Eine dramatische Wendung in der kanadischen Politik zeichnet sich ab, nachdem der Anführer einer kanadischen Oppositionspartei angekündigt hat, Premierminister Justin Trudeau das Vertrauen zu entziehen. Dies würde die Liberalen voraussichtlich schon Anfang des nächsten Jahres in die Opposition zwingen. Der Rücktritt von Finanzministerin Chrystia Freeland aufgrund eines politischen Streits hat den Druck auf Trudeau weiter erhöht, seinen Hut zu nehmen.
Sollte Trudeau zurücktreten, wird ein Interimsführer die Geschäfte bis zur Durchführung eines speziellen Parteitags übernehmen.

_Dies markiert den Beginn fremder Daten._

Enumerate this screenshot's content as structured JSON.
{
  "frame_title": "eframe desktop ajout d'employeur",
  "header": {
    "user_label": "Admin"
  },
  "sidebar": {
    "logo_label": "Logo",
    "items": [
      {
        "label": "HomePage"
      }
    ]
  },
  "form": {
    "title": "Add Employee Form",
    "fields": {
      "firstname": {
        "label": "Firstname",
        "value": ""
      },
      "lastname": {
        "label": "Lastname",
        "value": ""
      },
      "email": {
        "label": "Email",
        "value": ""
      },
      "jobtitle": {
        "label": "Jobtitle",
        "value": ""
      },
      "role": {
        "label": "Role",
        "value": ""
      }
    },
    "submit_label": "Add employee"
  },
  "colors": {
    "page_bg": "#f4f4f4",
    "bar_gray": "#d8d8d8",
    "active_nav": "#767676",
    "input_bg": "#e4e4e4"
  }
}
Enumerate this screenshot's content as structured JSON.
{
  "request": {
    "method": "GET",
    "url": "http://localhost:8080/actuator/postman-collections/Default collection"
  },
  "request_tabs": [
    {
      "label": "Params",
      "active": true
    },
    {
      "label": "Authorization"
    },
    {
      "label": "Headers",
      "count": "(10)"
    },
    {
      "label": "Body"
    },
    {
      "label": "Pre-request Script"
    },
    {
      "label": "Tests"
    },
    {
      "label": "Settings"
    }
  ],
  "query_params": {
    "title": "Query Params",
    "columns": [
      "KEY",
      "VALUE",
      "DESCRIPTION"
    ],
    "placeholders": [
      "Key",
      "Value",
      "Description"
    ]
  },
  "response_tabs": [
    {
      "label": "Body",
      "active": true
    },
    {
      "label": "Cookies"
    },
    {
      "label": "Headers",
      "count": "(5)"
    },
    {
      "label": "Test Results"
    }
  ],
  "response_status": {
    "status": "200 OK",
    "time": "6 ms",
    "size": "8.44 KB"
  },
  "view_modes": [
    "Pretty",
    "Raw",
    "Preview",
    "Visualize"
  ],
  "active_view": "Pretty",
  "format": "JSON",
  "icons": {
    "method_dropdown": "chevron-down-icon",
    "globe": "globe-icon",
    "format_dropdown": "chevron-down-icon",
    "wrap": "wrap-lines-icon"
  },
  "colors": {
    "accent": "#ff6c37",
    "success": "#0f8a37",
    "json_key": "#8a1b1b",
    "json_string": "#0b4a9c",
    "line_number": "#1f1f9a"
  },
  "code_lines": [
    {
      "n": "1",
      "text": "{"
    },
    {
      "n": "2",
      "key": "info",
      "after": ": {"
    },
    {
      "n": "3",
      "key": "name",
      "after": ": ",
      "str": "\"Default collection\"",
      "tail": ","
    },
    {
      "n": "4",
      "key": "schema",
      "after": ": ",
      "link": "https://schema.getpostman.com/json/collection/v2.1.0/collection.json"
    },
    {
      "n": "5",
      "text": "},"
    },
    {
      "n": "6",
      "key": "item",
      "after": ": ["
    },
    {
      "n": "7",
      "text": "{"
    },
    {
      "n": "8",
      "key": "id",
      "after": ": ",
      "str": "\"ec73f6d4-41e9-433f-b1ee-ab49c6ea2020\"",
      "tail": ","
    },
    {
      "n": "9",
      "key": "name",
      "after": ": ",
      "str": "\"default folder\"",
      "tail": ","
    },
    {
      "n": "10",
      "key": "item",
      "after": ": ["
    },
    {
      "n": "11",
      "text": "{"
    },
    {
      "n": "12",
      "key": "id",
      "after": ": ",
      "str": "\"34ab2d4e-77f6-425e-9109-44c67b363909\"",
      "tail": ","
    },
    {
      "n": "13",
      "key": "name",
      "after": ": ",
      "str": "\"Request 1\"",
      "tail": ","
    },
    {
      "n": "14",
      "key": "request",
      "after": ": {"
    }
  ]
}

Diese Traditionsveranstaltung kann Monate in Anspruch nehmen, was für die Partei in einem frühen Wahlkampf ungünstig wäre. Solch ein Szenario ist in der kanadischen Geschichte beispiellos. Die Möglichkeit eines kürzeren Parteitages steht zwar im Raum, könnte aber zu Unmut unter den Kandidaten führen.
Einen parteiinternen Mechanismus zur raschen Entmachtung Trudeaus gibt es nicht, anders als etwa in Großbritannien. Dennoch könnte starker Druck aus Kabinett und Fraktion den Premier zur Aufgabe bewegen. Zusätzlich muss die Regierung ihre Mehrheit im Unterhaus sichern. Sollte Trudeau bei einem Misstrauensvotum scheitern, wäre ein Wahlkampf unausweichlich. Das Parlament tagt erst wieder Ende Januar, sodass frühestens ab Februar mit einer derartigen Abstimmung gerechnet werden kann.
Eine theoretische, jedoch unwahrscheinliche, Möglichkeit bleibt die Absetzung durch Generalgouverneurin Mary Simon, die als Staatsrepräsentantin Kanadas das letzte verfassungsrechtliche Wort hat. Doch dies ist, so der Verfassungsexperte Philippe Lagasse, nur theoretischer Natur, solange Trudeau das Vertrauen der Commons genießt.
In einer prekären Position, angesichts der fehlenden Mehrheit, ist Trudeau auf die Unterstützung anderer Parteien angewiesen. Bislang stützten die linksgerichteten Neuen Demokraten seine Regierung, haben nun jedoch die Absicht geäußert, ihn zu stürzen. Auch der Bloc Québécois gibt an, dass eine Überlebenschance Trudeaus bei einem Misstrauensvotum im Jahr 2025 gering sei.
Als strategische Option könnte Trudeau das Parlament aussetzen, um Zeit zu gewinnen und sein Regierungsprogramm neu aufzulegen. Dies könnte jedoch weitere Spannungen innerhalb seiner Fraktion hervorrufen, sollte er trotz der Krise weiterhin im Amt bleiben wollen.